A seaplane tender (or seaplane carrier) is a ship which provides the facililites necessary for operating seaplanes. These ships were the first aircraft carriers and appeared just before the First World War - the first being HMS Hermes commissioned in 1913. They had hangars for storing and maintaining the aircraft, but no flight deck as in a true aircraft carrier. Instead they used cranes to lower the aircraft into the sea for takeoff and to recover them after landing.
The ships were normally converted merchant vessels rather than specially constructed for the task. As aircraft improved so the problems of using seaplanes became more of a handicap. The aircraft could only be operated in a smooth sea and the ship had to stop for launching or recovery, both of which would take around 20 minutes.
The tender was often stationed ten miles or so in front of the main battle fleet with the cruiser screen so that it would not fall hopelessly behind when it launched its aircraft. Seaplanes also had poorer performance than other aircraft because of the drag and weight of the floats.

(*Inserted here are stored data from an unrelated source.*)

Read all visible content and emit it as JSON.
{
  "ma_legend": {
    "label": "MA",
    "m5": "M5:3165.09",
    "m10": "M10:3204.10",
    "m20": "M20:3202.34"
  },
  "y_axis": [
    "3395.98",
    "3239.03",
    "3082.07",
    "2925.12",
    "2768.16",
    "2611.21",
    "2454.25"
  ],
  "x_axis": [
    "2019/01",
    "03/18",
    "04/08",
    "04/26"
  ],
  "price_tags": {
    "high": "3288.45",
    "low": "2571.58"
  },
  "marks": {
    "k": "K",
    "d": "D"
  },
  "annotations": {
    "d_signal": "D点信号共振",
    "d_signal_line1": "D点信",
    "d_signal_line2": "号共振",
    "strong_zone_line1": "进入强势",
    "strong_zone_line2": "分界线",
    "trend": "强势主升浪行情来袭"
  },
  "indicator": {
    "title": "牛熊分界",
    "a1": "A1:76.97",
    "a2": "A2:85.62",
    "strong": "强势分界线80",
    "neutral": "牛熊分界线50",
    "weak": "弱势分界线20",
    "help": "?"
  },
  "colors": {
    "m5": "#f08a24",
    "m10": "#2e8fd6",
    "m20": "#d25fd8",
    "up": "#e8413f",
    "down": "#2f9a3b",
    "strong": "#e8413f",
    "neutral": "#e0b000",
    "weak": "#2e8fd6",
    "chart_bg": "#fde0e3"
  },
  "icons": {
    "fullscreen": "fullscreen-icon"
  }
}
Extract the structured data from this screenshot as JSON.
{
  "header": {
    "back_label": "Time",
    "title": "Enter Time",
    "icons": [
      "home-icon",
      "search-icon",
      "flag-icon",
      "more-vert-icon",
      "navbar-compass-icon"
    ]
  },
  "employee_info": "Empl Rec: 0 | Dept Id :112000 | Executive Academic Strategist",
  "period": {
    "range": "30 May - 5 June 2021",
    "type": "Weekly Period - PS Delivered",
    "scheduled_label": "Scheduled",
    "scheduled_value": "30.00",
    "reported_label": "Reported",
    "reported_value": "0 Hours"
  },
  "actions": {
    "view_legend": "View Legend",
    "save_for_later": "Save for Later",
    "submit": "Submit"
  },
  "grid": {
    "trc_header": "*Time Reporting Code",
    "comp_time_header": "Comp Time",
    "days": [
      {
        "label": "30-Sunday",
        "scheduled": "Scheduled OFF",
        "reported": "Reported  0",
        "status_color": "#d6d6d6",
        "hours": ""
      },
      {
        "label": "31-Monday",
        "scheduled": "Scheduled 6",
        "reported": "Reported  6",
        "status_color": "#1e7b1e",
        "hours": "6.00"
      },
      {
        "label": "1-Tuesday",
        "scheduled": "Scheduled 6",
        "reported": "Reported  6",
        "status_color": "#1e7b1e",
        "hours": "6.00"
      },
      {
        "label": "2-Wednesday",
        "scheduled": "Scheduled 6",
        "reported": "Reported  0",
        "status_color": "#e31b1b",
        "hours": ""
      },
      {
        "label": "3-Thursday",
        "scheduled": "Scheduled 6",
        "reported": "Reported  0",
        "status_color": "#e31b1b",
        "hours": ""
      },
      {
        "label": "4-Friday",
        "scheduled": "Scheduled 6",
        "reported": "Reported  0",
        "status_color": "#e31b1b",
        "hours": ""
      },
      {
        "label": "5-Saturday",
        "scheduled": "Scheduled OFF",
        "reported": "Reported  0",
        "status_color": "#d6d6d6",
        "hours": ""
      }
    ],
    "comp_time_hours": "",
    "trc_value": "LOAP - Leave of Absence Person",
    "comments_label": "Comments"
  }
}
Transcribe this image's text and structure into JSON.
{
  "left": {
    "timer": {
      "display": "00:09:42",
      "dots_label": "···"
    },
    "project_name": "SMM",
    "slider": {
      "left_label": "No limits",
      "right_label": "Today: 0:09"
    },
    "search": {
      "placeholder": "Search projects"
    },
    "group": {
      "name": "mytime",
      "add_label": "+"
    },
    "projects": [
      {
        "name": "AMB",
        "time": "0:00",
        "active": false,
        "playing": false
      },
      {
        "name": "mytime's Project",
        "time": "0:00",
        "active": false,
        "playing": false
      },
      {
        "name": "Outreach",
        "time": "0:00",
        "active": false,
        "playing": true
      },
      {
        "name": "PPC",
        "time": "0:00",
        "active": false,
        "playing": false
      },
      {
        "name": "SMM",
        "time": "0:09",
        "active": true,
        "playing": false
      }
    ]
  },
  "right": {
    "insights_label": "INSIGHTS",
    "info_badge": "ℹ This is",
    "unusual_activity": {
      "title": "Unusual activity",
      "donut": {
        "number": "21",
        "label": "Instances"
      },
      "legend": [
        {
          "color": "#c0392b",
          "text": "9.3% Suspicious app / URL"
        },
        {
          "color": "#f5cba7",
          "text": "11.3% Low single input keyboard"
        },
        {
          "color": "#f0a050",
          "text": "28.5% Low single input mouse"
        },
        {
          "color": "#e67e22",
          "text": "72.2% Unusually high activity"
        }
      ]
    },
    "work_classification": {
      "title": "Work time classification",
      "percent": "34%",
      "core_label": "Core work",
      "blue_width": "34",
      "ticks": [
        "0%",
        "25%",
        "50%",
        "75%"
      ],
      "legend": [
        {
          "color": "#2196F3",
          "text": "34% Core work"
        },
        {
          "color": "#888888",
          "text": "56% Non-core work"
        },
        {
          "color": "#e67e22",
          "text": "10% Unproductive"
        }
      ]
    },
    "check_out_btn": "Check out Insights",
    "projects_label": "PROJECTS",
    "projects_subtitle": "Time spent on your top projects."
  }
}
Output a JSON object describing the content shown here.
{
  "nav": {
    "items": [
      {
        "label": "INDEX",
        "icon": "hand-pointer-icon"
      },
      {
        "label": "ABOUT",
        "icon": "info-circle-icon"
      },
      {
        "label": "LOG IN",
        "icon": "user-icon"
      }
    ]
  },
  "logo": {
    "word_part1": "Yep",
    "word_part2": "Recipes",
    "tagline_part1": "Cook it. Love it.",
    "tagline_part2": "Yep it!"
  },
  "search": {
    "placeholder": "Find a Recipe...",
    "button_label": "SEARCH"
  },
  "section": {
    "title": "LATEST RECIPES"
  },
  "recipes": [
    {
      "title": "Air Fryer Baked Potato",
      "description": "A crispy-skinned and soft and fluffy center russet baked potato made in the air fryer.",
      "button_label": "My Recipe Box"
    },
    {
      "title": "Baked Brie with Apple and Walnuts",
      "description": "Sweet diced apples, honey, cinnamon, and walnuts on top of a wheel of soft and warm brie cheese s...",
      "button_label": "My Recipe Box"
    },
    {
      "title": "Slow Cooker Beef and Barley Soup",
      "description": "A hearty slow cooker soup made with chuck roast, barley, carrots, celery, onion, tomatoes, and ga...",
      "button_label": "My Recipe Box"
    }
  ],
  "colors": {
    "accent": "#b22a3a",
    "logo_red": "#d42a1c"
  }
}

Seaplane tenders had largely been superseded by aircraft carriers in the battle fleet by the end of the First World War, although aircraft were still of minor importance compared to the firepower of naval artillery.
In the inter-war years, it was common for cruisers and battleships to be equipped with catapult-launched reconnaissance seaplanes but by the end of the Second World War the availability of aircraft carriers and the performance of their aircraft meant that most of these ships had their catapults removed and the hangars converted to other purposes.